Wii games can cost anywhere from $1 million to $7 million and take less than a year to make, whereas a typical PS3 and Xbox 360 game can cost more than $20 million and take more than a year to produce because of the complexity and high-level graphics involved in those consoles.
“The console with the greatest momentum now is the Wii,” said Brian Farrell, chief executive of THQ Inc., the Calabasas-based game publisher. “The controller is highly innovative. The price point is attractive. The demographics are broad. And the cost to develop games on the system is relatively low. There’s a lot to like about the Wii.”

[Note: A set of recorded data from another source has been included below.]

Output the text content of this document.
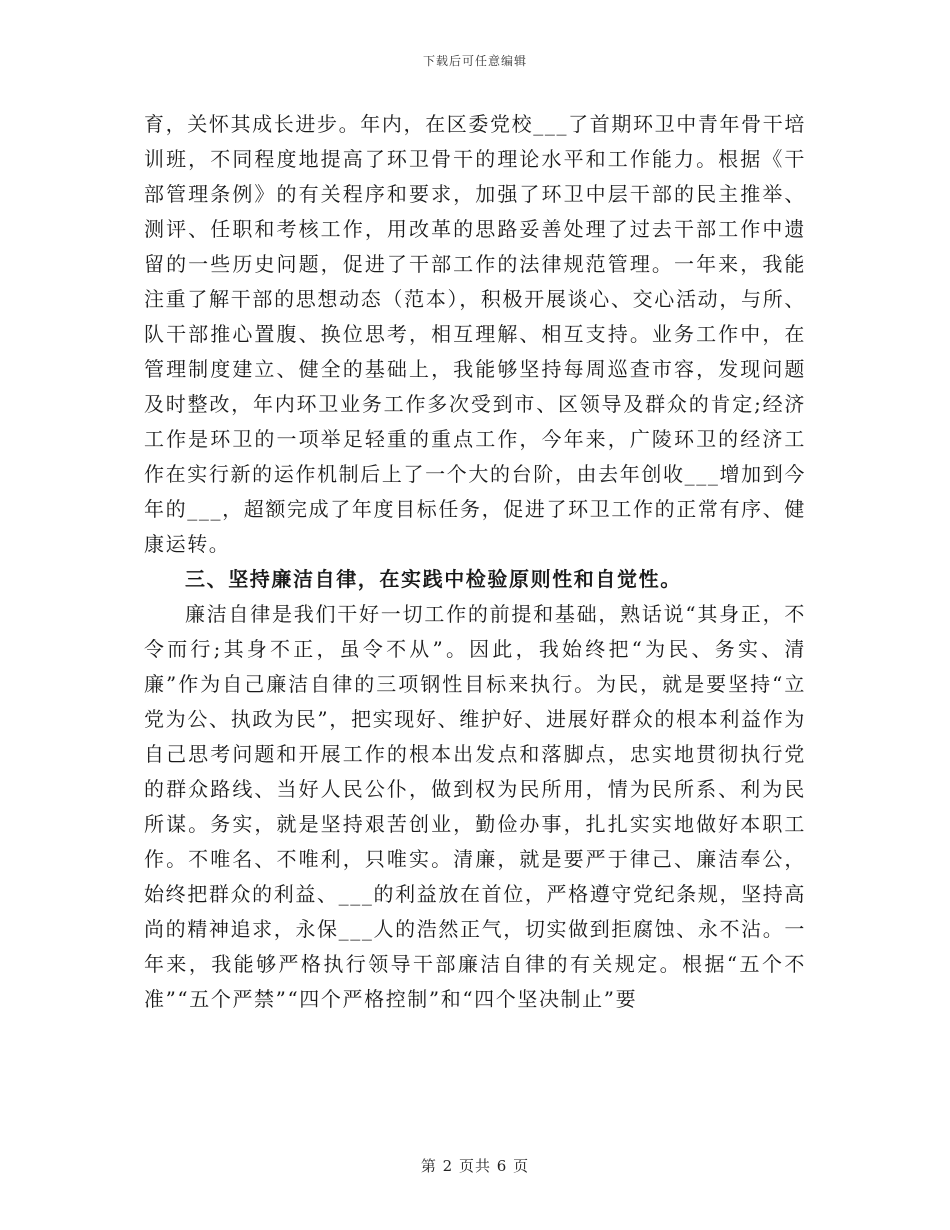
下载后可任意编辑

育，关怀其成长进步。年内，在区委党校___了首期环卫中青年骨干培训班，不同程度地提高了环卫骨干的理论水平和工作能力。根据《干部管理条例》的有关程序和要求，加强了环卫中层干部的民主推举、测评、任职和考核工作，用改革的思路妥善处理了过去干部工作中遗留的一些历史问题，促进了干部工作的法律规范管理。一年来，我能注重了解干部的思想动态（范本），积极开展谈心、交心活动，与所、队干部推心置腹、换位思考，相互理解、相互支持。业务工作中，在管理制度建立、健全的基础上，我能够坚持每周巡查市容，发现问题及时整改，年内环卫业务工作多次受到市、区领导及群众的肯定;经济工作是环卫的一项举足轻重的重点工作，今年来，广陵环卫的经济工作在实行新的运作机制后上了一个大的台阶，由去年创收___增加到今年的___，超额完成了年度目标任务，促进了环卫工作的正常有序、健康运转。

三、坚持廉洁自律，在实践中检验原则性和自觉性。

廉洁自律是我们干好一切工作的前提和基础，熟话说“其身正，不令而行;其身不正，虽令不从”。因此，我始终把“为民、务实、清廉”作为自己廉洁自律的三项钢性目标来执行。为民，就是要坚持“立党为公、执政为民”，把实现好、维护好、进展好群众的根本利益作为自己思考问题和开展工作的根本出发点和落脚点，忠实地贯彻执行党的群众路线、当好人民公仆，做到权为民所用，情为民所系、利为民所谋。务实，就是坚持艰苦创业，勤俭办事，扎扎实实地做好本职工作。不唯名、不唯利，只唯实。清廉，就是要严于律己、廉洁奉公，始终把群众的利益、___的利益放在首位，严格遵守党纪条规，坚持高尚的精神追求，永保___人的浩然正气，切实做到拒腐蚀、永不沾。一年来，我能够严格执行领导干部廉洁自律的有关规定。根据“五个不准”“五个严禁”“四个严格控制”和“四个坚决制止”要

第 2 页共 6 页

Developers also like the Wii because it frees them to focus less on making games look visually beautiful and more on just making them fun to play.
“Coding for the PS3 and the 360 is a daunting challenge,” said Kevin Ray, chief technology officer for Majesco Entertainment Co., a game publisher in Edison, N.J., that found the Wii business model so attractive that last year it decided to make games exclusively for that console. “With the Wii, we can afford to get creative and develop something really fun and bizarre.”
Nintendo’s in-house games studio plans to release its own stable of titles later this year, such as “Metroid Prime 3: Corruption” and “Super Mario Galaxy.”
While this coming holiday season is shaping up to be a blockbuster one for Nintendo, some analysts question whether the Wii has enough steam to last longer. The sophisticated hardware for PS3 and Xbox 360 is expected to keep those consoles relevant for another decade.
“The Wii in a couple of years is going to look like old technology with low resolution, slow performance,” Baker said. “People may not be accepting of that.”
But 31% of Wii owners surveyed in March by Frank N. Magid Associates, a media consulting firm, said they expected to play the Wii more often a year from now, compared to 21% of Xbox 360 owners.
“We don’t see it fading,” said Mike Vorhaus, a managing director with the Sherman Oaks firm. He credits the success to families who play together, as well as singles who get together for Wii parties.
That’s what Nintendo is banking on. While the Xbox 360 and the PS3 are played primarily by young men, the Wii is played on average by more people in each household. That means Nintendo has a good shot at selling more games per console than its rivals, said George Harrison, Nintendo of America’s senior vice president of marketing.
“Before, it was the teenage boy playing by himself,” Harrison said. “Now, the whole family is playing.”